Tested same model on Intel N100 miniPC with 16G - the hundred bucks pc

llama-server -m /Qwen3-30B-A3B-Instruct-2507-GGUF:IQ3_S --jinja -c 4096 --host 0.0.0.0 --port 8033 Got <= 10 t/s Which I think is not so bad!

On AMD Ryzen 5 5500U with Radeon Graphics and Compiled for Vulkan Got 15 t/s - could swear this morning was <= 20 t/s

On AMD Ryzen 7 H 255 w/ Radeon 780M Graphics and Compiled for Vulkan Got 40 t/s On the last I did a quick comparison with unsloth version unsloth/Qwen3-30B-A3B-GGUF:Q4_K_M and got 25 t/s Can't really comment on quality of output - seems similar

westpfelia 2 days ago | parent | prev | next [-]

Would you be able to actually get useful results from it?

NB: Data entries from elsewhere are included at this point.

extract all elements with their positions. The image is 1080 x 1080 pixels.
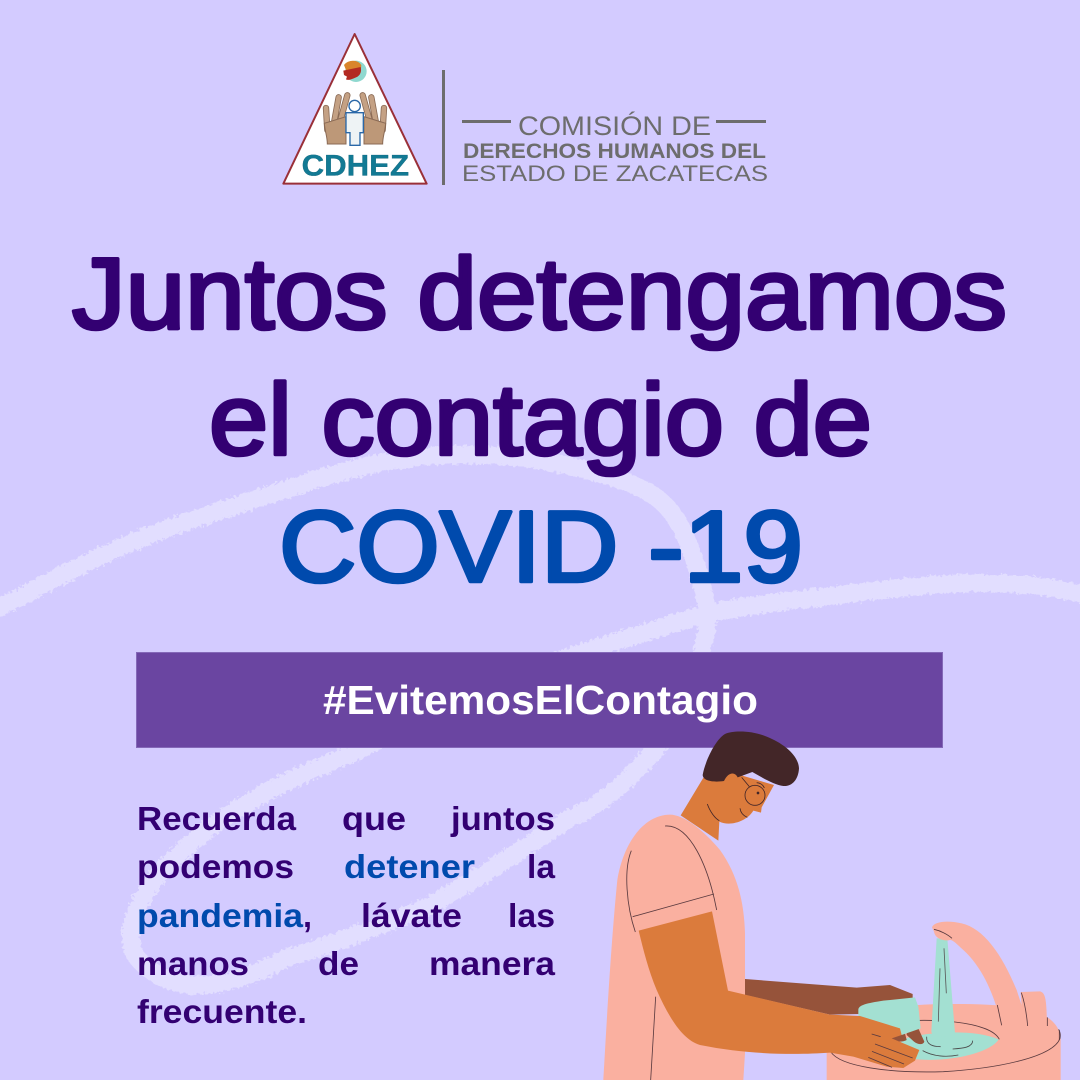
basin water [900,1032,999,1060]
title line 3: COVID -19: COVID -19 [279,492,803,604]
logo divider [442,70,445,185]
body text: manos [137,945,249,982]
body text: juntos [450,800,555,837]
neck and head [681,731,799,841]
logo wordmark: DERECHOS HUMANOS DEL [463,140,766,163]
shirt [603,815,745,1080]
water stream [923,938,973,1056]
body text: pandemia [137,897,304,934]
illustration: person washing hands [603,731,1061,1080]
body text: , [303,897,312,934]
body text: Recuerda [137,800,297,837]
logo triangle emblem [283,34,427,184]
hashtag banner [136,652,942,748]
body text: la [527,848,556,885]
body text: las [508,897,555,934]
body text [137,800,556,1030]
body text: podemos [137,848,294,885]
front arm [639,911,919,1068]
logo wordmark [462,110,768,186]
body text: lávate [361,897,462,934]
title line 2: el contagio de [209,364,872,476]
body text: que [342,800,406,837]
hashtag banner: #EvitemosElContagio [323,677,758,723]
background scribble [0,455,1080,985]
faucet [932,922,1028,1026]
cupped hand with soap foam [858,997,921,1035]
body text: manera [429,945,556,982]
sleeve seams [627,826,717,1080]
title [72,238,1007,604]
body text: frecuente. [137,993,307,1030]
logo triangle emblem: CDHEZ [302,150,409,183]
back arm [745,979,913,1015]
logo wordmark: ESTADO DE ZACATECAS [462,161,768,186]
sink [827,991,1061,1080]
body text: de [318,945,359,982]
glasses and face lines [707,777,765,821]
body text: detener [344,848,475,885]
logo: CDHEZ [283,34,768,186]
logo wordmark: COMISIÓN DE [518,110,711,141]
title line 1: Juntos detengamos [72,238,1007,350]
hair [703,731,799,786]
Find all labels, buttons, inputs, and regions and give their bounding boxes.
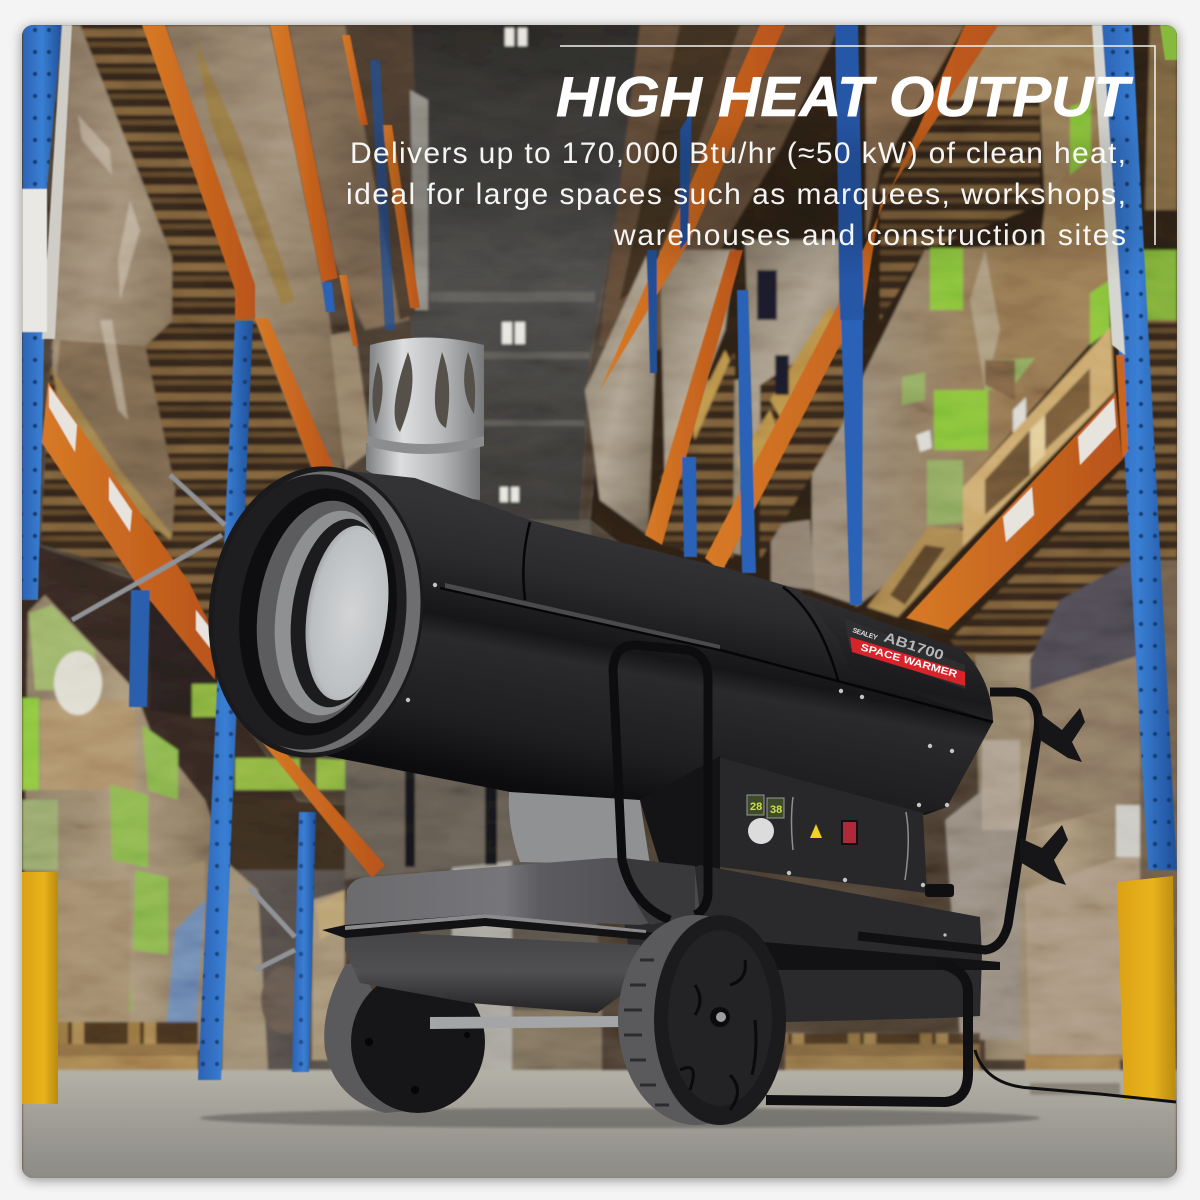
- text scrim: [340, 135, 1140, 255]
- red stripe: [850, 637, 965, 686]
- green shelf cartons: [192, 684, 368, 790]
- right rack: lower wrapped pallets: [974, 650, 1142, 1062]
- description text: Delivers up to 170,000 Btu/hr (≈50 kW) of clean heat,: [350, 137, 1126, 170]
- box labels: [916, 397, 1026, 452]
- large front wheel: [618, 915, 786, 1125]
- tank body right: [620, 865, 982, 1022]
- left rack: far wrapped bays: [165, 25, 345, 480]
- right rack: top shelves: [600, 25, 840, 350]
- orange beams left: [42, 25, 420, 878]
- space heater: [194, 338, 1176, 1125]
- left rack: lower dark bay: [22, 546, 298, 1068]
- control panel: 38: [770, 804, 782, 816]
- badge text: SEALEY: [851, 627, 879, 642]
- handle knob upper: [1038, 708, 1085, 762]
- ceiling lights: [500, 28, 527, 502]
- axle: [430, 1016, 622, 1029]
- chimney cowl: [368, 338, 484, 446]
- right rack: near wrapped cartons: [856, 240, 1116, 607]
- ceiling beams: [430, 292, 595, 426]
- right rack: pallet on beam: [963, 327, 1114, 547]
- blue uprights: [198, 321, 253, 1080]
- left rack: top left wrapped pallet: [50, 25, 174, 375]
- wheel hub: [710, 1007, 730, 1027]
- mid-left lower bay: [297, 801, 345, 869]
- tank lower left: [345, 930, 640, 1013]
- thermostat knob: [748, 818, 774, 844]
- tyre tread: [618, 915, 774, 1125]
- wrap highlights: [78, 115, 140, 420]
- wheel face: [351, 971, 485, 1113]
- motor housing: [509, 780, 650, 865]
- left rack: pallet slats bay: [40, 25, 345, 760]
- wheel face: [654, 915, 786, 1125]
- dark apron under drum: [640, 756, 720, 870]
- right rack: back dark: [590, 25, 1177, 660]
- chimney: [366, 338, 484, 500]
- yellow bollard right: [1117, 876, 1176, 1100]
- power switch: [842, 821, 857, 844]
- silver strip: [42, 25, 72, 339]
- green carton panels: [110, 725, 178, 955]
- tank upper left: [345, 858, 700, 930]
- front opening: [200, 465, 420, 759]
- green cartons: [930, 100, 1110, 450]
- pallet under wrap: [52, 368, 172, 540]
- main drum: [322, 470, 993, 813]
- drum seam highlight: [445, 583, 720, 649]
- rear small wheel: [324, 960, 485, 1113]
- pallet at lower shelf: [867, 527, 963, 617]
- control panel: [406, 583, 954, 937]
- control panel: 28: [750, 801, 762, 813]
- digital displays: [747, 795, 764, 815]
- left pallets bottom: [58, 1020, 200, 1072]
- orange beams right: [600, 25, 1122, 630]
- title: HIGH HEAT OUTPUT: [556, 65, 1133, 129]
- plastic bag: [54, 651, 102, 715]
- ceiling: [400, 25, 650, 520]
- left rack: wrapped cartons: [22, 595, 222, 1050]
- white rack sign: [22, 189, 47, 332]
- tread blocks: [624, 960, 669, 1105]
- rear frame and stand: [766, 963, 968, 1102]
- inner rings: [243, 492, 401, 732]
- heat exchanger disc: [295, 520, 399, 706]
- far aisle and door: [419, 519, 599, 1010]
- wrapped goods beside heater: [345, 755, 520, 880]
- warning triangle: [810, 824, 822, 838]
- rear shell: [760, 587, 993, 815]
- rating badge: [844, 618, 966, 689]
- floor shadow under heater: [200, 1108, 1040, 1128]
- pallet details on beams: [690, 305, 836, 490]
- description text: ideal for large spaces such as marquees, workshops,: [346, 178, 1126, 211]
- panel knob: [925, 884, 954, 897]
- front ring: [194, 456, 438, 768]
- cowl vents: [372, 352, 475, 432]
- panel bezels: [792, 797, 908, 880]
- power cable: [975, 1050, 1176, 1102]
- rear push handle: [858, 692, 1085, 950]
- yellow bollard left: [22, 872, 58, 1104]
- rack labels: [49, 386, 1116, 648]
- outer collar: [194, 456, 438, 768]
- drum seam lines: [440, 522, 993, 722]
- wheel tread: [324, 960, 420, 1113]
- metal collar band: [202, 461, 434, 763]
- floor: [22, 1070, 1177, 1180]
- tank bulge: [623, 858, 695, 925]
- front carry handle: [613, 645, 708, 920]
- rack braces: [72, 475, 295, 970]
- chimney pipe: [366, 443, 480, 500]
- description text: warehouses and construction sites: [613, 219, 1126, 252]
- right lower slat bay: [950, 459, 1177, 664]
- wheel spokes: [680, 960, 756, 1110]
- text frame corner: [560, 46, 1155, 245]
- screws: [406, 583, 954, 937]
- badge plate: [844, 618, 966, 689]
- description text: [346, 137, 1126, 252]
- handle knob lower: [1020, 825, 1068, 885]
- rating badge: SPACE WARMER: [859, 642, 959, 681]
- right rack: far wrapped bays: [585, 255, 655, 535]
- tank rim: [322, 914, 1000, 970]
- fuel tank: [322, 858, 1000, 1022]
- rating badge: AB1700: [882, 629, 946, 663]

I'm looking into self hosting LLM's for python/js development. But I dont know if I would get useful results.

graemep 2 days ago | parent [-]

I have been thinking the same and have tried a little. I have tried some small models and got some useful results.

I have not figured out what models that fit in the available memory (say 16Gb) that would be best for doing this. A CPU model I can run on a laptop would be nice. The models I have tried are much smaller than 30B.

batch12 2 days ago | parent | prev [-]

Could they have added some swap?

geerlingguy 2 days ago | parent [-]

No, just updated the parent comment, I added -c 4096 to cut down the context size, and now the model loads.

I'm able to get 6-7 tokens/sec generation with 10-11 tokens/sec prompt processing with their model. Seems quite good, actually—much more useful than llama 3.2:3b, which has comparable performance on this Pi.

Aurornis 2 days ago | parent | next [-]

> I added -c 4096 to cut down the context size

That’s a pretty big caveat. In my experience, using a small context size is only okay for very short answers and questions. The output looks coherent until you try to use it for anything, then it turns into the classic LLM babble that looks like words are being put into a coherent order but the sum total of the output is just rambling.

layoric 2 days ago | parent | prev | next [-]

Thanks for posting the performance numbers from your own validation. 6-7 tokens/sec is quite remarkable for the hardware.

geerlingguy 2 days ago | parent [-]

Some more benchmarking, and with larger outputs (like writing an entire relatively complex TODO list app) it seems to go down to 4-6 tokens/s. Still impressive.

geerlingguy 2 days ago | parent [-]

Decided to run an actual llama-bench run and let it go for the hour or two it needs. I'm posting my full results here (https://github.com/geerlingguy/ai-benchmarks/issues/47), but 8-10 t/s pp, and 7.99 t/s tg128, this is on a Pi 5 with no overclocking. Could probably increase the numbers slightly with an overclock.

You need to have a fan/heatsink to get that speed of course, it's maxing out the CPU for the entire time.

nallic 2 days ago | parent | prev [-]

for some reason I only get 3-4 tokens/sec. I checked the CPU does not throttle or anything.